To piggyback on my “Perfect Ending” blog. It was the first singing time with preschool and I was playing the banjo with some rollicking Skip to My Lou singing with three, four and five-year olds that rolled energetically to a final chord and stopped on the dime of a deep, sudden silence. 75 kids singing their heart out and then that powerful quiet at the end. One beat later, one of the new five-year olds shouted out “Wow!!!!” I could have been mad that she ruined the ending, but it was so sincere and heartfelt, I just said, “You really liked that, didn’t you?” “Yes,” she replied breathlessly. “That was powerful!”
And it was. She got it. Music has a power that you can feel while it’s happening and feel in a different way when it stops. It brings together in one room all the separate parts of ourselves, the mind, body, heart, muscles, nerve endings, brain waves, breathing, all sitting down together in a circle holding hands. Nothing excluded, all of us invited to the party and in dynamic conversations with each other. Nothing— and I mean nothing— uses so much of ourselves.

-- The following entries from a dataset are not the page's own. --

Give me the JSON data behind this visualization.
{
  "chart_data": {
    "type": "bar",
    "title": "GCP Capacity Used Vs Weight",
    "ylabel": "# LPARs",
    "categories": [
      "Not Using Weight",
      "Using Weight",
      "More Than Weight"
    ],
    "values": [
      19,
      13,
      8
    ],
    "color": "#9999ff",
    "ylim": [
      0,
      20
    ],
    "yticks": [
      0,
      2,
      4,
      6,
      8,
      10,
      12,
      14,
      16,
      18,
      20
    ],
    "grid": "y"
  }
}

It pains me down to my last nerve to have narrow slices of human beings tell music teachers what they should be accomplishing and how, according to some slivered idea of what education means. My mission statement is to invite the kids to “feel the wow!!” It’s as simple as that. And invite is the correct verb. I can’t insist or demand or plan or prove or measure or assess the number on the Wow Richter Scale. I just have to trust my own search to find and make and create powerful music and see if the gods will be with us. It’s not totally up to chance, every ounce of my planning is to set the table and make the musical food for the gods enticing and appetizing. But it’s also not a clear-cut and predictable cause and effect any more than our dreams or emotions or the weather is. A skilled teacher can reduce the randomness, increase the chances, but we’re never wholly in control. The Wow! is not a train arriving according to timetable. It’s a bit more like a sunset when the light hits just right and clouds form to make you stop and take notice.
Amidst the adult teacher-talk, let’s keep it simple. Teach so kids can "feel the Wow!" Works for me.